- Born: Chan Tian Siu
- Occupation: Businessman
- Known for: Founder of Suyen Corporation, Bench brand

= Ben Chan (Filipino businessman) =

Filipino clothing businessman

Chan Tian Siu, commonly known as Ben Chan, is a Filipino businessman who is known for establishing the clothing store chain Bench.

==Career==
Ben Chan started his own T-shirt store business in 1987 that eventually became Bench managed under the family-owned Suyen Corporation. Bench is a contraction of Chan's own name.

In 2014, he received the Ernst & Young Entrepreneur of the Year Award.

Chan promotes the terno, selling the clothing apparel in his store. Suyen is a partner of the Ternocon convention and competition.

He also introduced Italian furniture brands in the Philippines such as Cappellini and Foscarini which led to him being conferred the Order of the Star of Italy in 2019.

==Personal life==
Chan is a Chinese Filipino who has roots from Fujian. He is not Cantonese. He was born to Chan Lib and See Ying who emigrated to the Philippines.
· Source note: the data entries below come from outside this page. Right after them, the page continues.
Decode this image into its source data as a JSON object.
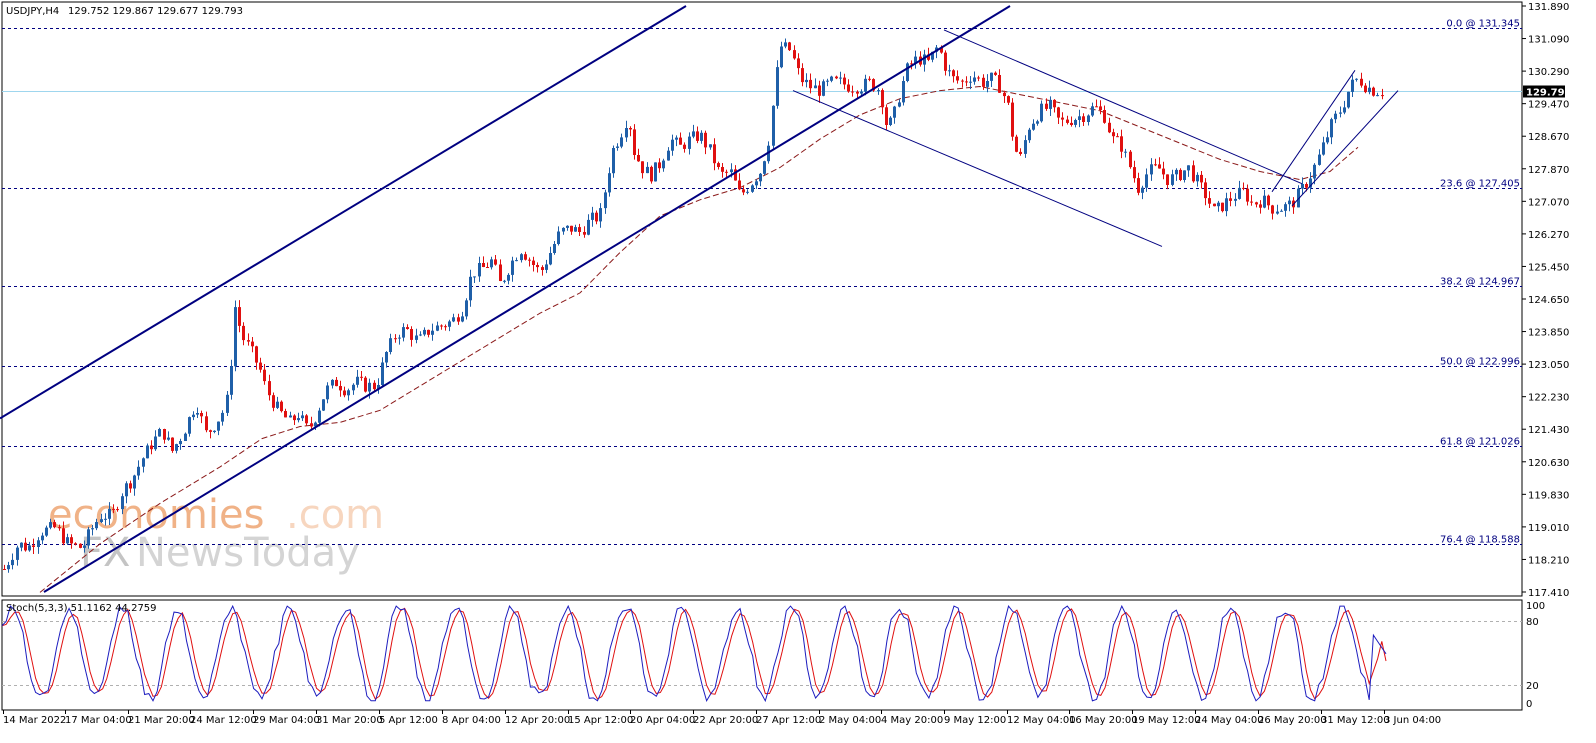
{
  "chart_info": {
    "symbol_label": "USDJPY,H4",
    "ohlc": "129.752 129.867 129.677 129.793"
  },
  "current_price": "129.793",
  "watermark": {
    "line1_part1": "economies",
    "line1_part2": ".com",
    "line2_part1": "FX",
    "line2_part2": "NewsToday"
  },
  "colors": {
    "bull_candle": "#1f5fa8",
    "bear_candle": "#e01010",
    "channel": "#000080",
    "fib_lines": "#000080",
    "moving_average": "#8b1a1a",
    "current_price_line": "#9fd6ee",
    "stoch_main": "#1d1dbf",
    "stoch_signal": "#e01010"
  },
  "stochastic": {
    "label": "Stoch(5,3,3) 51.1162 44.2759",
    "main_value": 51.1162,
    "signal_value": 44.2759,
    "ylim": [
      0,
      100
    ],
    "ticks": [
      "100",
      "80",
      "20",
      "0"
    ],
    "levels": [
      80,
      20
    ]
  },
  "chart_data": {
    "type": "candlestick",
    "ylim": [
      117.41,
      131.89
    ],
    "y_ticks": [
      "131.890",
      "131.090",
      "130.290",
      "129.470",
      "128.670",
      "127.870",
      "127.070",
      "126.270",
      "125.450",
      "124.650",
      "123.850",
      "123.050",
      "122.230",
      "121.430",
      "120.630",
      "119.830",
      "119.010",
      "118.210",
      "117.410"
    ],
    "x_ticks": [
      "14 Mar 2022",
      "17 Mar 04:00",
      "21 Mar 20:00",
      "24 Mar 12:00",
      "29 Mar 04:00",
      "31 Mar 20:00",
      "5 Apr 12:00",
      "8 Apr 04:00",
      "12 Apr 20:00",
      "15 Apr 12:00",
      "20 Apr 04:00",
      "22 Apr 20:00",
      "27 Apr 12:00",
      "2 May 04:00",
      "4 May 20:00",
      "9 May 12:00",
      "12 May 04:00",
      "16 May 20:00",
      "19 May 12:00",
      "24 May 04:00",
      "26 May 20:00",
      "31 May 12:00",
      "3 Jun 04:00"
    ],
    "fibonacci": [
      {
        "level": 131.345,
        "label": "0.0 @ 131.345"
      },
      {
        "level": 127.405,
        "label": "23.6 @ 127.405"
      },
      {
        "level": 124.967,
        "label": "38.2 @ 124.967"
      },
      {
        "level": 122.996,
        "label": "50.0 @ 122.996"
      },
      {
        "level": 121.026,
        "label": "61.8 @ 121.026"
      },
      {
        "level": 118.588,
        "label": "76.4 @ 118.588"
      }
    ],
    "current_price": 129.793,
    "price_path": [
      [
        0,
        117.8
      ],
      [
        18,
        118.6
      ],
      [
        28,
        118.5
      ],
      [
        40,
        118.9
      ],
      [
        55,
        119.0
      ],
      [
        68,
        118.6
      ],
      [
        82,
        118.5
      ],
      [
        90,
        118.9
      ],
      [
        100,
        119.3
      ],
      [
        112,
        119.3
      ],
      [
        122,
        119.9
      ],
      [
        132,
        120.2
      ],
      [
        142,
        120.7
      ],
      [
        152,
        121.1
      ],
      [
        162,
        121.4
      ],
      [
        172,
        120.9
      ],
      [
        182,
        121.3
      ],
      [
        196,
        122.1
      ],
      [
        206,
        121.3
      ],
      [
        216,
        121.6
      ],
      [
        226,
        122.0
      ],
      [
        232,
        123.4
      ],
      [
        236,
        124.8
      ],
      [
        240,
        123.8
      ],
      [
        250,
        123.4
      ],
      [
        260,
        122.9
      ],
      [
        266,
        122.4
      ],
      [
        278,
        121.9
      ],
      [
        290,
        121.6
      ],
      [
        298,
        121.8
      ],
      [
        308,
        121.4
      ],
      [
        316,
        121.8
      ],
      [
        326,
        122.4
      ],
      [
        336,
        122.6
      ],
      [
        346,
        122.4
      ],
      [
        356,
        122.6
      ],
      [
        366,
        122.5
      ],
      [
        376,
        122.5
      ],
      [
        386,
        123.3
      ],
      [
        396,
        123.8
      ],
      [
        406,
        123.9
      ],
      [
        418,
        123.6
      ],
      [
        430,
        123.9
      ],
      [
        442,
        124.0
      ],
      [
        452,
        124.1
      ],
      [
        462,
        124.4
      ],
      [
        472,
        125.3
      ],
      [
        482,
        125.4
      ],
      [
        492,
        125.6
      ],
      [
        500,
        125.0
      ],
      [
        510,
        125.5
      ],
      [
        520,
        125.9
      ],
      [
        530,
        125.6
      ],
      [
        540,
        125.3
      ],
      [
        550,
        125.8
      ],
      [
        560,
        126.3
      ],
      [
        570,
        126.4
      ],
      [
        580,
        126.3
      ],
      [
        590,
        126.6
      ],
      [
        600,
        126.7
      ],
      [
        606,
        127.5
      ],
      [
        612,
        128.3
      ],
      [
        620,
        128.7
      ],
      [
        628,
        129.2
      ],
      [
        634,
        128.3
      ],
      [
        642,
        127.9
      ],
      [
        650,
        127.7
      ],
      [
        660,
        128.0
      ],
      [
        670,
        128.6
      ],
      [
        680,
        128.4
      ],
      [
        690,
        128.6
      ],
      [
        700,
        128.7
      ],
      [
        710,
        128.3
      ],
      [
        720,
        127.7
      ],
      [
        730,
        127.8
      ],
      [
        740,
        127.2
      ],
      [
        750,
        127.5
      ],
      [
        760,
        127.8
      ],
      [
        768,
        128.5
      ],
      [
        774,
        129.7
      ],
      [
        780,
        130.9
      ],
      [
        790,
        130.8
      ],
      [
        800,
        130.1
      ],
      [
        810,
        129.9
      ],
      [
        820,
        129.8
      ],
      [
        830,
        130.0
      ],
      [
        840,
        130.0
      ],
      [
        850,
        129.9
      ],
      [
        860,
        129.9
      ],
      [
        870,
        130.0
      ],
      [
        880,
        129.8
      ],
      [
        886,
        129.0
      ],
      [
        892,
        129.0
      ],
      [
        900,
        129.8
      ],
      [
        908,
        130.4
      ],
      [
        918,
        130.6
      ],
      [
        928,
        130.5
      ],
      [
        938,
        130.9
      ],
      [
        945,
        130.4
      ],
      [
        952,
        130.1
      ],
      [
        962,
        130.0
      ],
      [
        972,
        130.2
      ],
      [
        982,
        130.0
      ],
      [
        992,
        130.1
      ],
      [
        1000,
        129.9
      ],
      [
        1008,
        129.4
      ],
      [
        1014,
        128.4
      ],
      [
        1020,
        128.1
      ],
      [
        1028,
        128.9
      ],
      [
        1040,
        129.3
      ],
      [
        1050,
        129.4
      ],
      [
        1060,
        129.0
      ],
      [
        1072,
        129.1
      ],
      [
        1084,
        129.2
      ],
      [
        1094,
        129.4
      ],
      [
        1104,
        129.2
      ],
      [
        1112,
        128.6
      ],
      [
        1120,
        128.5
      ],
      [
        1130,
        127.9
      ],
      [
        1138,
        127.4
      ],
      [
        1148,
        127.8
      ],
      [
        1158,
        127.9
      ],
      [
        1168,
        127.6
      ],
      [
        1178,
        127.7
      ],
      [
        1188,
        127.9
      ],
      [
        1198,
        127.5
      ],
      [
        1206,
        127.2
      ],
      [
        1214,
        126.8
      ],
      [
        1224,
        127.0
      ],
      [
        1234,
        127.2
      ],
      [
        1244,
        127.3
      ],
      [
        1252,
        127.0
      ],
      [
        1262,
        127.1
      ],
      [
        1272,
        126.9
      ],
      [
        1282,
        126.9
      ],
      [
        1292,
        127.0
      ],
      [
        1300,
        127.3
      ],
      [
        1308,
        127.6
      ],
      [
        1316,
        128.0
      ],
      [
        1324,
        128.5
      ],
      [
        1332,
        129.0
      ],
      [
        1342,
        129.4
      ],
      [
        1350,
        129.9
      ],
      [
        1358,
        130.1
      ],
      [
        1366,
        129.9
      ],
      [
        1374,
        129.8
      ],
      [
        1384,
        129.79
      ]
    ],
    "ma_path": [
      [
        40,
        117.4
      ],
      [
        100,
        118.6
      ],
      [
        160,
        119.6
      ],
      [
        220,
        120.5
      ],
      [
        262,
        121.2
      ],
      [
        300,
        121.5
      ],
      [
        340,
        121.6
      ],
      [
        380,
        121.9
      ],
      [
        420,
        122.5
      ],
      [
        460,
        123.1
      ],
      [
        500,
        123.7
      ],
      [
        540,
        124.3
      ],
      [
        580,
        124.8
      ],
      [
        620,
        125.8
      ],
      [
        660,
        126.7
      ],
      [
        700,
        127.1
      ],
      [
        740,
        127.4
      ],
      [
        780,
        127.9
      ],
      [
        820,
        128.6
      ],
      [
        860,
        129.2
      ],
      [
        900,
        129.6
      ],
      [
        940,
        129.8
      ],
      [
        980,
        129.9
      ],
      [
        1020,
        129.7
      ],
      [
        1060,
        129.5
      ],
      [
        1100,
        129.3
      ],
      [
        1140,
        128.9
      ],
      [
        1180,
        128.5
      ],
      [
        1220,
        128.1
      ],
      [
        1260,
        127.8
      ],
      [
        1300,
        127.6
      ],
      [
        1330,
        127.8
      ],
      [
        1358,
        128.4
      ]
    ],
    "trendlines": [
      {
        "name": "channel-upper",
        "weight": 2,
        "points": [
          [
            0,
            121.7
          ],
          [
            686,
            131.89
          ]
        ]
      },
      {
        "name": "channel-lower",
        "weight": 2,
        "points": [
          [
            44,
            117.41
          ],
          [
            1010,
            131.89
          ]
        ]
      },
      {
        "name": "descending-upper",
        "weight": 1,
        "points": [
          [
            944,
            131.3
          ],
          [
            1302,
            127.5
          ]
        ]
      },
      {
        "name": "descending-lower",
        "weight": 1,
        "points": [
          [
            793,
            129.8
          ],
          [
            1162,
            125.95
          ]
        ]
      },
      {
        "name": "rising-upper",
        "weight": 1,
        "points": [
          [
            1272,
            127.3
          ],
          [
            1355,
            130.3
          ]
        ]
      },
      {
        "name": "rising-lower",
        "weight": 1,
        "points": [
          [
            1292,
            126.95
          ],
          [
            1398,
            129.8
          ]
        ]
      }
    ]
  }
}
His parents established Liwayway Marketing as a supplier of starch, flour and coffee. His brother, Carlos would expand the family business to include snack foods founding Liwayway Marketing China a company which produces Oishi products. Chan himself would learn interior design in San Francisco before going on to establish his own clothing brand in the Philippines.